US Secretary of State John Kerry said that the use of chemical weapons in Syrian capital Damascus by forces loyal to President Bashar al-Assad was "undeniable" and that "this international norm cannot be violated without consequences".
Meanwhile, UK Prime Minister David Cameron has recalled parliament from its summer recess for a vote on the possibility of military intervention by British forces in Syria following the alleged chemical weapons attack which killed hundreds of Syrian civilians. UN inspectors are attempting to find proof of a chemical attack on the ground, but have come under fire from snipers.
As the crises in the Middle East intensifies, extending past Syria and into Egypt as well as rumblings in Turkey, a barrel of Brent crude lifted past $112 to a six month high.
"As the rhetoric ratchets up around Syria the geopolitical risk premium in the price of oil is once again widening," Dominick Chirichella of the Energy Management Institute told the Wall Street Journal.

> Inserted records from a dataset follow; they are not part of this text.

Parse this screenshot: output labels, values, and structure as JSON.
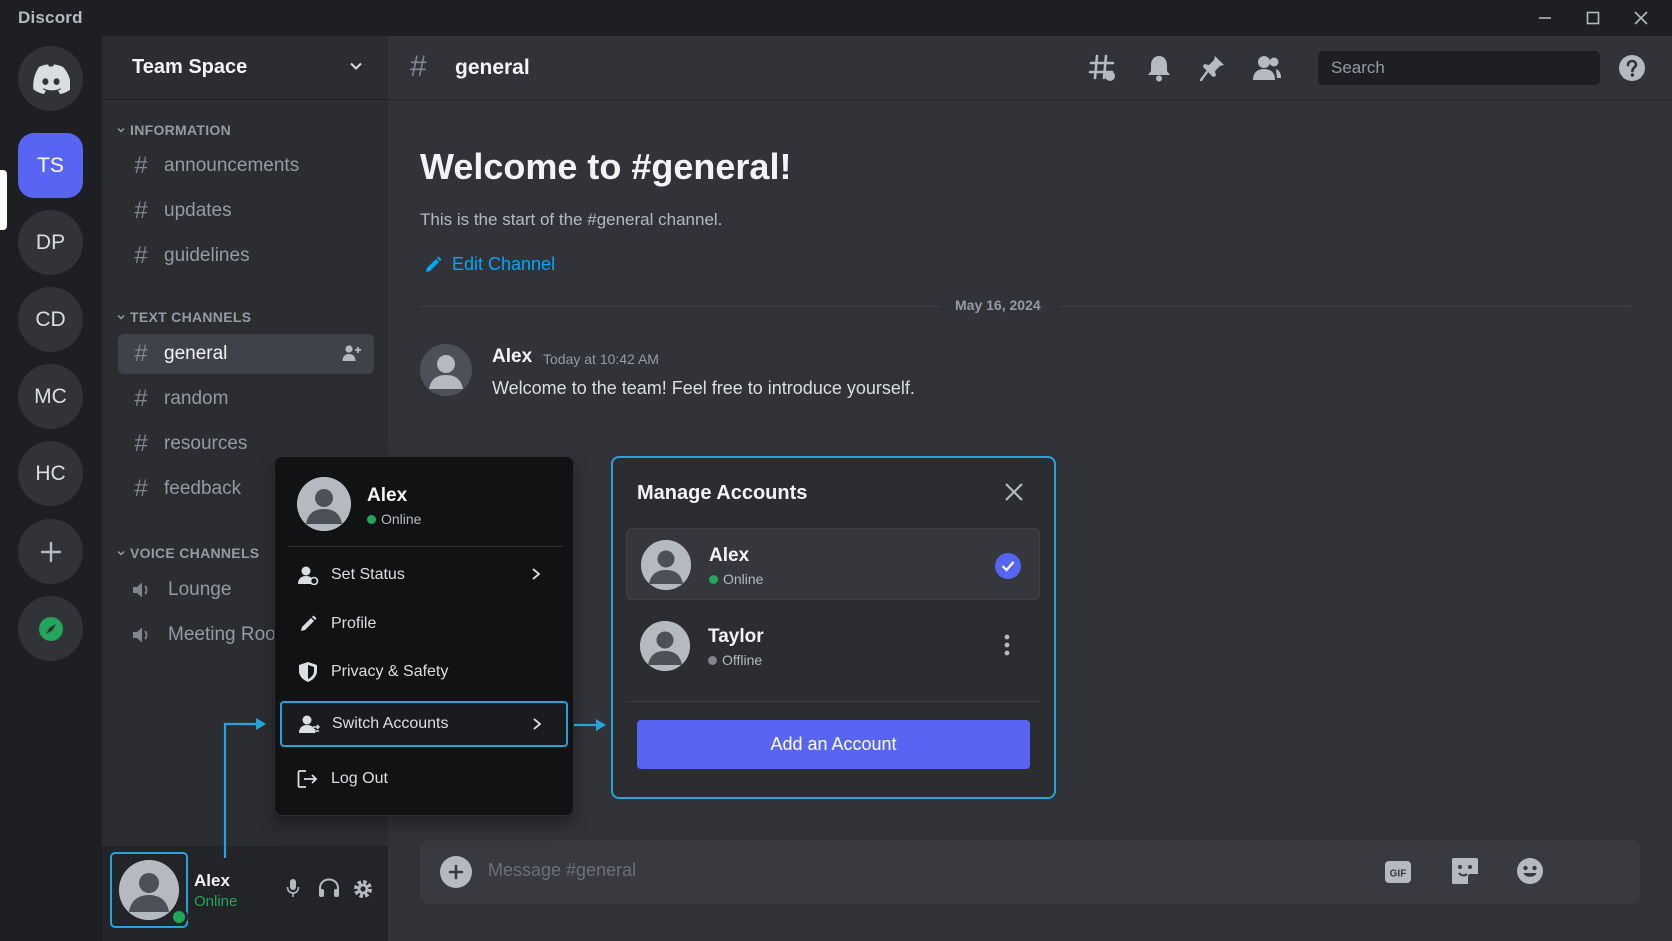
{
  "app": {
    "title": "Discord"
  },
  "servers": [
    {
      "label": "TS",
      "active": true
    },
    {
      "label": "DP"
    },
    {
      "label": "CD"
    },
    {
      "label": "MC"
    },
    {
      "label": "HC"
    }
  ],
  "sidebar": {
    "server_name": "Team Space",
    "categories": {
      "information": "INFORMATION",
      "text": "TEXT CHANNELS",
      "voice": "VOICE CHANNELS"
    },
    "info_channels": [
      "announcements",
      "updates",
      "guidelines"
    ],
    "text_channels": [
      "general",
      "random",
      "resources",
      "feedback"
    ],
    "voice_channels": [
      "Lounge",
      "Meeting Room"
    ]
  },
  "user_panel": {
    "name": "Alex",
    "status": "Online"
  },
  "header": {
    "channel": "general",
    "search_placeholder": "Search"
  },
  "channel_intro": {
    "title": "Welcome to #general!",
    "subtitle": "This is the start of the #general channel.",
    "edit_label": "Edit Channel"
  },
  "messages": {
    "date": "May 16, 2024",
    "author": "Alex",
    "time": "Today at 10:42 AM",
    "text": "Welcome to the team! Feel free to introduce yourself."
  },
  "composer": {
    "placeholder": "Message #general",
    "gif_label": "GIF"
  },
  "account_menu": {
    "name": "Alex",
    "status": "Online",
    "items": [
      "Set Status",
      "Profile",
      "Privacy & Safety",
      "Switch Accounts",
      "Log Out"
    ]
  },
  "manage_accounts": {
    "title": "Manage Accounts",
    "accounts": [
      {
        "name": "Alex",
        "status": "Online"
      },
      {
        "name": "Taylor",
        "status": "Offline"
      }
    ],
    "add_label": "Add an Account"
  },
  "colors": {
    "accent": "#5865f2",
    "online": "#23a55a",
    "offline": "#80848e",
    "highlight": "#24a4d8"
  }
}
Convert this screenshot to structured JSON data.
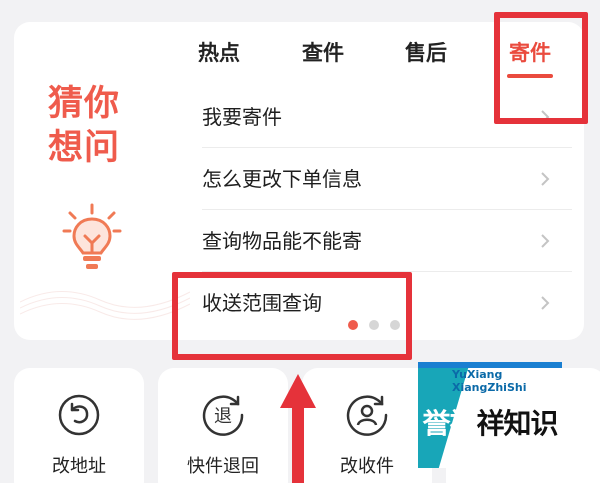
{
  "guess_title": "猜你想问",
  "tabs": [
    {
      "label": "热点",
      "active": false
    },
    {
      "label": "查件",
      "active": false
    },
    {
      "label": "售后",
      "active": false
    },
    {
      "label": "寄件",
      "active": true
    }
  ],
  "qa_items": [
    {
      "label": "我要寄件"
    },
    {
      "label": "怎么更改下单信息"
    },
    {
      "label": "查询物品能不能寄"
    },
    {
      "label": "收送范围查询"
    }
  ],
  "pagination": {
    "total": 3,
    "active_index": 0
  },
  "shortcuts": [
    {
      "label": "改地址",
      "icon": "undo-circle-icon"
    },
    {
      "label": "快件退回",
      "icon": "return-badge-icon"
    },
    {
      "label": "改收件",
      "icon": "user-circle-icon"
    }
  ],
  "watermark": {
    "en_line1": "YuXiang",
    "en_line2": "XiangZhiShi",
    "cn_part1": "誉",
    "cn_part2": "祥",
    "cn_part3": "祥知识"
  },
  "colors": {
    "accent": "#ea4b3e",
    "annotation": "#e5323a",
    "title": "#ef5b4c"
  }
}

"Syria is not a major oil producer (as was Libya), nor is it a major transit point for oil and gas exports (as is Egypt)," said Julian Jessop, head of commodities research at Capital Economics.
"Instead the concern is the risk that Western intervention in Syria could prompt a wider regional conflict, given the support that Iran has provided to the Assad regime."
Brent crude dipped slightly after weak US data, but Ben Le Brun, a market analyst at OptionsXpress, told Reuters that "any dips in oil prices will be well supported by tensions bubbling in Syria as that has the potential to spread into other parts of the region."
However, others argued that US intervention in Syria had already been priced in to Brent crude.
"We're already seeing the effect of the threat and oil prices already include a significant risk premium," Gaurav Sodhi, resource analyst at Intelligent Investor in Sydney, told CNBC Asia's Squawk Box.
"It's hard to know how high this will go. This is a difficult time for investors and indeed analysts."
He added: "It's important at this point that investors remain focused on not trying to predict the outcome of a political event, but trying to remain focused on supply and demand."